Owiny-Dollo says Kilipa later did a rendition of Kel-la Kweyo, extending it to five stanzas and taking it to another level with his own lyrics – loaded with rich and powerful imagery.
“Kilipa elevated Kel-la Kwey to a very rich musical composition – a truly high-end poem!” Owiny-Dollo said at the funeral service for Kilipa in Gulu on October 2, 2020.
Owiny-Dollo notes that the theme influenced celebrated writer, Okot p’Bitek, to pen the novel Lak Tar [Miyo Kinyero Wi Lobo].

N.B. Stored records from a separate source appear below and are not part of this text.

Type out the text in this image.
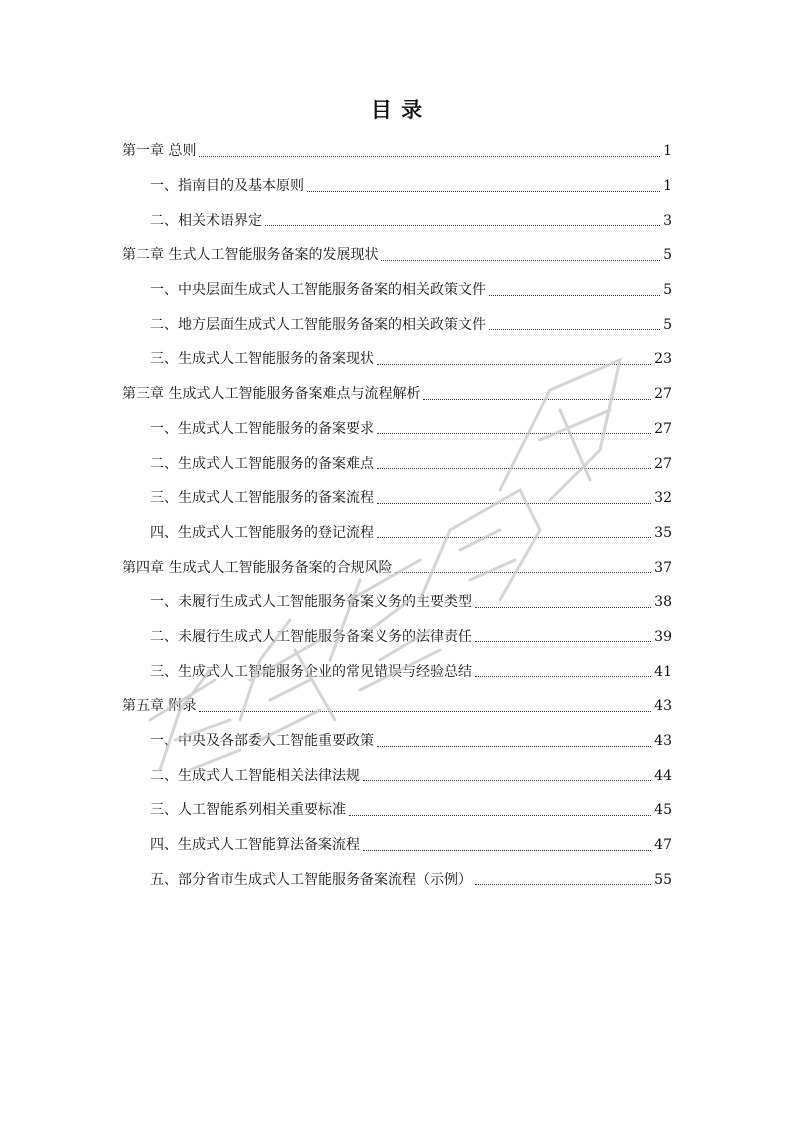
目 录
第一章 总则	1
一、指南目的及基本原则	1
二、相关术语界定	3
第二章 生式人工智能服务备案的发展现状	5
一、中央层面生成式人工智能服务备案的相关政策文件	5
二、地方层面生成式人工智能服务备案的相关政策文件	5
三、生成式人工智能服务的备案现状	23
第三章 生成式人工智能服务备案难点与流程解析	27
一、生成式人工智能服务的备案要求	27
二、生成式人工智能服务的备案难点	27
三、生成式人工智能服务的备案流程	32
四、生成式人工智能服务的登记流程	35
第四章 生成式人工智能服务备案的合规风险	37
一、未履行生成式人工智能服务备案义务的主要类型	38
二、未履行生成式人工智能服务备案义务的法律责任	39
三、生成式人工智能服务企业的常见错误与经验总结	41
第五章 附录	43
一、中央及各部委人工智能重要政策	43
二、生成式人工智能相关法律法规	44
三、人工智能系列相关重要标准	45
四、生成式人工智能算法备案流程	47
五、部分省市生成式人工智能服务备案流程（示例）	55
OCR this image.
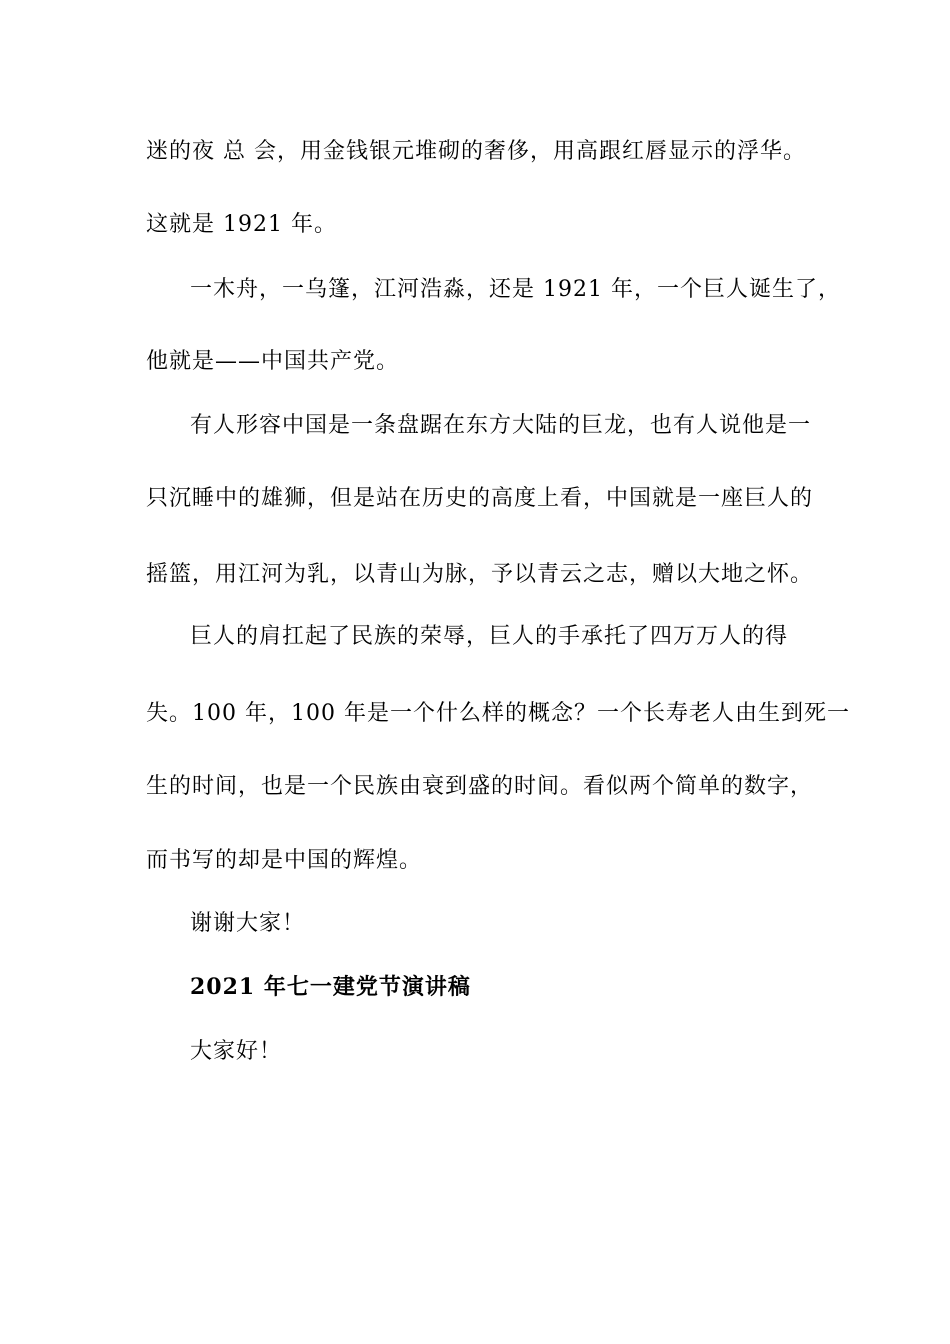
迷的夜 总 会，用金钱银元堆砌的奢侈，用高跟红唇显示的浮华。
这就是 1921 年。
一木舟，一乌篷，江河浩淼，还是 1921 年，一个巨人诞生了，
他就是——中国共产党。
有人形容中国是一条盘踞在东方大陆的巨龙，也有人说他是一
只沉睡中的雄狮，但是站在历史的高度上看，中国就是一座巨人的
摇篮，用江河为乳，以青山为脉，予以青云之志，赠以大地之怀。
巨人的肩扛起了民族的荣辱，巨人的手承托了四万万人的得
失。100 年，100 年是一个什么样的概念？一个长寿老人由生到死一
生的时间，也是一个民族由衰到盛的时间。看似两个简单的数字，
而书写的却是中国的辉煌。
谢谢大家！
2021 年七一建党节演讲稿
大家好！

Owiny-Dollo also reckons that Kilipa excelled in the nanga genre because of his exclusive high-pitched voice that God had gifted him.

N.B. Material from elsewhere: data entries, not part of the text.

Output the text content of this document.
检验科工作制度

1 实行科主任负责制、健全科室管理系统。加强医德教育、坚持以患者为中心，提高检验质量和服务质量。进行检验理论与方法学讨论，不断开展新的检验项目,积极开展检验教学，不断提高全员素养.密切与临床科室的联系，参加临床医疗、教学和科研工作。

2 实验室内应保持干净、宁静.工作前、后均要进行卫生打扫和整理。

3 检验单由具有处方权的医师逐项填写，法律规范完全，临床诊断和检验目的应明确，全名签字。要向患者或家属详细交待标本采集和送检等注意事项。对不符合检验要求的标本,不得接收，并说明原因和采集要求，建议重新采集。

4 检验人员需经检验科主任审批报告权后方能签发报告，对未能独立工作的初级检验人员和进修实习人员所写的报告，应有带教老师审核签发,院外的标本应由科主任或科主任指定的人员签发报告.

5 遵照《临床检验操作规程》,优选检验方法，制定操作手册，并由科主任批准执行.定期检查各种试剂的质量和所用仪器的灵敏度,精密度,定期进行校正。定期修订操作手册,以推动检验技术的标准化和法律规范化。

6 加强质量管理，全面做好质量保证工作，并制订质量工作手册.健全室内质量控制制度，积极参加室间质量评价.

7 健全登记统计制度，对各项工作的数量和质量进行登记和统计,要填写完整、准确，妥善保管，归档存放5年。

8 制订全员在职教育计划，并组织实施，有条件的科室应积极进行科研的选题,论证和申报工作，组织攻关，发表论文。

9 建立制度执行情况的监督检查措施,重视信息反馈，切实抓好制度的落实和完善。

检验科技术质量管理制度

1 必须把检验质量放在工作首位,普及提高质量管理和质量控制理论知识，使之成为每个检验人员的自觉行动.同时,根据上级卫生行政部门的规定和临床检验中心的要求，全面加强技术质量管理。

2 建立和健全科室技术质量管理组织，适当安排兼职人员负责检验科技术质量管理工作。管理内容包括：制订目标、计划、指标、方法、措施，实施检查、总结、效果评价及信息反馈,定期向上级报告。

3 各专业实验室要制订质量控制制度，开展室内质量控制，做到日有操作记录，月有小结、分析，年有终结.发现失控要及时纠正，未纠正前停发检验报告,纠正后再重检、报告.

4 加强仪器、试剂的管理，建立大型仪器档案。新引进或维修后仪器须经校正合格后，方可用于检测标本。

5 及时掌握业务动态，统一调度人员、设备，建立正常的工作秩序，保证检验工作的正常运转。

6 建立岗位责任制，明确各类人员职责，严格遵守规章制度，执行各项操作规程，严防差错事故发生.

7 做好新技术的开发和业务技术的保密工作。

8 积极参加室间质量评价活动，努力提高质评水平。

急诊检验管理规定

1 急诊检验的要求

“There’re few men in the world who sing in soprano or treble and with such sweet voice like Kilipa, who sings in alto,” Mr Dollo, notes.
About Kilipa Ogwang
Born in 1936, and at only 22, Kilipa broke into the celebrity rank with his groundbreaking nanga recording, Bonyo lagara, in 1968. Little wonder that by the time Kilipa breathed his last at 84, on September 24, 2020, he had composed at least 458 nanga songs, averaging 50 albums of 90-minutes playing-time each, and spanning the 60 years of his career.